SmugMug spread across three availability zones, and decided not to use Amazon's "Elastic Block Storage" service because of "unpredictable performance and sketchy durability," MacAskill wrote in his blog. The storage service played a key role in last week's failure.
If you're putting mission-critical applications in the cloud, MacAskill advises spreading them across multiple Amazon regions (East Coast and West Coast, for example) or multiple cloud providers.
Amazon's load-balancing service doesn't work across regions, so customers have to do some extra work on their own and use third-party software to make it happen, says Gartner analyst Drue Reeves. Spreading applications across multiple cloud vendors, meanwhile, is not impossible but difficult due to a lack of standards and interoperability.

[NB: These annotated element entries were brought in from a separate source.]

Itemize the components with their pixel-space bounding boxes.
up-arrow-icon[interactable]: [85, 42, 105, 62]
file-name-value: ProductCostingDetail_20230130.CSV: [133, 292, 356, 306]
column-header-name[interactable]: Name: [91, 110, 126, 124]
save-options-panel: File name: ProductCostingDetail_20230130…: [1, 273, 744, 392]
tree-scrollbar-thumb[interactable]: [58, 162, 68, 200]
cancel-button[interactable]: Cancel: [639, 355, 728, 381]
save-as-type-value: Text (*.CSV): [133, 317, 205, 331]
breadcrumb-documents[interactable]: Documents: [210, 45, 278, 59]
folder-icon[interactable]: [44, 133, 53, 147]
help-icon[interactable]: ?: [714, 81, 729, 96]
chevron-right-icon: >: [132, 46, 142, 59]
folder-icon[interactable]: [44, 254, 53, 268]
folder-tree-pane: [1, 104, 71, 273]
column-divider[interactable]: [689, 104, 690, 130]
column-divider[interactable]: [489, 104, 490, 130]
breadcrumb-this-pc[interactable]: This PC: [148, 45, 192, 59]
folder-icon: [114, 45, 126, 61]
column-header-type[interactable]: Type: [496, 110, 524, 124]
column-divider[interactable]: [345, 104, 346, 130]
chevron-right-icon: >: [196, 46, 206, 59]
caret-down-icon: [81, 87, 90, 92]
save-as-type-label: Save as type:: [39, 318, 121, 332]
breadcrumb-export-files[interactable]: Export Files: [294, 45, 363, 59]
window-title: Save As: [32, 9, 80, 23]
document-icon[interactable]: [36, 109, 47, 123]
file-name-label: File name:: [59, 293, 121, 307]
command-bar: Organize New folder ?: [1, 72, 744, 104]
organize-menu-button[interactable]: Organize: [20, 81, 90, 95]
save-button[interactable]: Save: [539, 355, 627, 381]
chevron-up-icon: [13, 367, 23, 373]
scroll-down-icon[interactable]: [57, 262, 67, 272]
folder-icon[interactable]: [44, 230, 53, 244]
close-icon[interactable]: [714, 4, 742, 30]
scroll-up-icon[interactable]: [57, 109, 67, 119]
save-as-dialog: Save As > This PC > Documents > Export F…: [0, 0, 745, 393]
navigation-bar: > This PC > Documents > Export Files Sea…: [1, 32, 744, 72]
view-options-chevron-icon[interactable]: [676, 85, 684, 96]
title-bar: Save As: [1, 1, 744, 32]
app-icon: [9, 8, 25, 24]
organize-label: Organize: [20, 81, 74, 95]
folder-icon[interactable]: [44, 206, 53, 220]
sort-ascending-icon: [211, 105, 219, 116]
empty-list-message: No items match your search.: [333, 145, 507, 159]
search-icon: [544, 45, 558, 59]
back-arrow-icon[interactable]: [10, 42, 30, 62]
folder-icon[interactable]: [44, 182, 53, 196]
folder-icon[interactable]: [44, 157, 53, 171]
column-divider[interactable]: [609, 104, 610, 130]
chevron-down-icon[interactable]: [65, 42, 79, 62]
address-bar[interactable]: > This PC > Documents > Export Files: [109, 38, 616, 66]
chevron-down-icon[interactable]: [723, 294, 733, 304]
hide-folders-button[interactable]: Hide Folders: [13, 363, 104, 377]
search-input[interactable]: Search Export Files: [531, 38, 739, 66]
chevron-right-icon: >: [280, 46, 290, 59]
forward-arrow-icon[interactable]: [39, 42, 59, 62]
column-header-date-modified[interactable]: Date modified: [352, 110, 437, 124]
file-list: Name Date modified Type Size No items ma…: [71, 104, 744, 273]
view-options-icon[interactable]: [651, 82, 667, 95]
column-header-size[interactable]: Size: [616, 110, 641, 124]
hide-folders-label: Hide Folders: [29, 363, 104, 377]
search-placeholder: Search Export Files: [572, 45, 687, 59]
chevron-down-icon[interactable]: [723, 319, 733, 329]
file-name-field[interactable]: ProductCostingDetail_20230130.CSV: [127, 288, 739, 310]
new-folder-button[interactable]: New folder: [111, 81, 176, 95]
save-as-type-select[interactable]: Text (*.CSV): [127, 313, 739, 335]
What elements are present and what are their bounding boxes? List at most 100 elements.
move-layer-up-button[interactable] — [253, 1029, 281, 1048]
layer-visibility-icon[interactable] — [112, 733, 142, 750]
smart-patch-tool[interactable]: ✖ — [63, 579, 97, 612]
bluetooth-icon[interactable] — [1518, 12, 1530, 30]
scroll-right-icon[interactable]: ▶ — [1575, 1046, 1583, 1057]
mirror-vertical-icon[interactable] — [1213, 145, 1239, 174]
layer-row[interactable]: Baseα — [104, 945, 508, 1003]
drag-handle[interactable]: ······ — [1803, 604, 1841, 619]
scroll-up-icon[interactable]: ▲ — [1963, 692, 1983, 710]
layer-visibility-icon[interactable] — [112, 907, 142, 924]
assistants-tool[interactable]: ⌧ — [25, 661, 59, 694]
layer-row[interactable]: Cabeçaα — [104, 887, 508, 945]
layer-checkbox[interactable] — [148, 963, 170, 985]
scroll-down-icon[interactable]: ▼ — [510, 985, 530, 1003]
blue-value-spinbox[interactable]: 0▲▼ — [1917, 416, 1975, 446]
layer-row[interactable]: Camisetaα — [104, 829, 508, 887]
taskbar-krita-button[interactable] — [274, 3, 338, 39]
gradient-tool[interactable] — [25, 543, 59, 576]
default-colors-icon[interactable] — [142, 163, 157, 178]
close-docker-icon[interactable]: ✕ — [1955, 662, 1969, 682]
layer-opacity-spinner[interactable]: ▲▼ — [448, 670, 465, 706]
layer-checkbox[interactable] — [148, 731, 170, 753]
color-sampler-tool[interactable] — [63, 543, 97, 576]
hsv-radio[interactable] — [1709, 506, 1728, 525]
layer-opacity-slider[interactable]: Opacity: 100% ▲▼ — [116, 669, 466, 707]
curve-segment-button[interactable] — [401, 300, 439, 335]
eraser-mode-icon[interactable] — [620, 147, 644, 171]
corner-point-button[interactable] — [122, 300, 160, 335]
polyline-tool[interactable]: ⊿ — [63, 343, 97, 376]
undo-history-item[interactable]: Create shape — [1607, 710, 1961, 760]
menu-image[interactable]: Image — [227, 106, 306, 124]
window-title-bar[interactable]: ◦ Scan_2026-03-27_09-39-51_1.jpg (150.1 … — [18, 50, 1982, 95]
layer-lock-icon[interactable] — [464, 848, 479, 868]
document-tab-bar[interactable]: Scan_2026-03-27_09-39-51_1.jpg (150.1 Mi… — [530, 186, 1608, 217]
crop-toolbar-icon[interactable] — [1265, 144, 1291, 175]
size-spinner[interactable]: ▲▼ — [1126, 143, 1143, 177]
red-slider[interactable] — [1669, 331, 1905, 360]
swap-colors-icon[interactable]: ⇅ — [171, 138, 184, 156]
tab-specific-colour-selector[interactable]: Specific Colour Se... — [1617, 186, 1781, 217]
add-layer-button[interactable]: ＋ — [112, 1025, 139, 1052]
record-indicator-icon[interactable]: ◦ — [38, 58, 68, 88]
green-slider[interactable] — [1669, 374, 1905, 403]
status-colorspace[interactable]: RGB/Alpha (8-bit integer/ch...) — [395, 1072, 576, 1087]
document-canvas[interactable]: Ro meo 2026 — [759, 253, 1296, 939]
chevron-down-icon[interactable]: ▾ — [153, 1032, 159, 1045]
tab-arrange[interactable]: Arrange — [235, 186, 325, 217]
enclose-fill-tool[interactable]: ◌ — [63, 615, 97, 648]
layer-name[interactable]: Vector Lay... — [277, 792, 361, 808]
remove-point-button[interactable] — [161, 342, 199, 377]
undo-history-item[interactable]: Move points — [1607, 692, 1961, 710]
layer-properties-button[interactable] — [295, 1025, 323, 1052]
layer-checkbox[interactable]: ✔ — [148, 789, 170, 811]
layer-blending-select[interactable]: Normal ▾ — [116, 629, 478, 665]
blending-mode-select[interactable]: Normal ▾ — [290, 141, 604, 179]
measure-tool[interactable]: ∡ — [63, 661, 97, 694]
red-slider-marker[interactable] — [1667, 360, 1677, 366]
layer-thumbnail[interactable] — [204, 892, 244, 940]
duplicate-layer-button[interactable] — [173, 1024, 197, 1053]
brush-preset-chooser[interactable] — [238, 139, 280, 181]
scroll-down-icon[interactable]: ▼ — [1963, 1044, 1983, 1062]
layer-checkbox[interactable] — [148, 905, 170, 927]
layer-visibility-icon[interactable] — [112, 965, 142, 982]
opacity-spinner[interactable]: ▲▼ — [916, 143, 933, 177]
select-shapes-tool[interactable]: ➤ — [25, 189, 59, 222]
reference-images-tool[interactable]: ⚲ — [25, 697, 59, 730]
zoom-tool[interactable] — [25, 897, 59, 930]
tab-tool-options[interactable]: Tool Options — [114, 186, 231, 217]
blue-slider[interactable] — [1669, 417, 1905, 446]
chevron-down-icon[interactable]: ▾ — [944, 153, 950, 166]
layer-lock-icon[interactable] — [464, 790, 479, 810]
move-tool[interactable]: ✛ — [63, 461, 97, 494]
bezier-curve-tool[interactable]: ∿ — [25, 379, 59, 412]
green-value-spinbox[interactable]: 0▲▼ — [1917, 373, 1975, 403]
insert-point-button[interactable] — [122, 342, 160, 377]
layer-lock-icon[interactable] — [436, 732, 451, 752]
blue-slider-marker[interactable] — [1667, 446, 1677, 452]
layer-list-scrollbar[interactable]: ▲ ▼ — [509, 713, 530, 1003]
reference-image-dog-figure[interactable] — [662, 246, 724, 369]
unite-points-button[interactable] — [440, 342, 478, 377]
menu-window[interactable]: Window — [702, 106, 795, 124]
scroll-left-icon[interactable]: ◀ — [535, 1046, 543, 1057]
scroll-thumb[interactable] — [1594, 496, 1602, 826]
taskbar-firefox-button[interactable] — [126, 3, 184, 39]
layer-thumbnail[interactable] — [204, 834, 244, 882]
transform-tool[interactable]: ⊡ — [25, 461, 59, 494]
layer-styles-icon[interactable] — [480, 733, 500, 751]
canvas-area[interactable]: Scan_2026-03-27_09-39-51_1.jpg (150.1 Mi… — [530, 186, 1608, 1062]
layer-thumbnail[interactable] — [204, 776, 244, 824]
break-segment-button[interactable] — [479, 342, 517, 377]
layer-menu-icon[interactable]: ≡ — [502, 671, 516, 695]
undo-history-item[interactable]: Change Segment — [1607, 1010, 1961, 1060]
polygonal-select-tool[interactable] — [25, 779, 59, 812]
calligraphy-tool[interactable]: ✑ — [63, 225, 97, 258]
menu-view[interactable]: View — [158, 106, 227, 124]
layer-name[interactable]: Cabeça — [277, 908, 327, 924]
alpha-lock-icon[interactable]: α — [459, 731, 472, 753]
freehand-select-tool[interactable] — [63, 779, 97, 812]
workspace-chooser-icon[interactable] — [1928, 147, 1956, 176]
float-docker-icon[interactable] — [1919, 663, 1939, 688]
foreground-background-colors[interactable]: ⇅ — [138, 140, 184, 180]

Rackspace, another infrastructure-as-a-service provider, recently began offering a Cloud Load Balancers service that protects applications against the failure of a single server. But the load balancer does not spread applications across different data centers.
Josh Odom, who leads product development for Rackspace's cloud platform, notes that running an application in multiple data centers is the best way to guarantee 100% uptime, and Rackspace tries to make it easy for customers to use third-party load balancing and failover products to achieve that.
The biggest challenge isn't the application itself, but the data, Odom says. "Any kind of database replication with relational database systems is fairly cumbersome," Odom says. "We're trying to lower those barriers."
Rackspace's Texas data center suffered a few power outages in 2009, forcing the company to issue service credits to customers. The company has since brought in new data center experts and performed top-to-bottom audits of the facilities, Odom says. Despite past problems, Odom says Rackspace data centers are designed to withstand "catastrophic failures" including the loss of major power sources or network capacity.
While disaster recovery planning in infrastructure as a service requires some tech expertise, not all cloud services are geared toward the experts. Platform-as-a-service offerings -- such as Microsoft's Windows Azure or Google App Engine -- are designed to minimize involvement with underlying infrastructure and provide developers a relatively simple way to build and host Web applications.
But load balancing and the ability to fail over from one data center to another is still a big plus in platform-as-a-service clouds.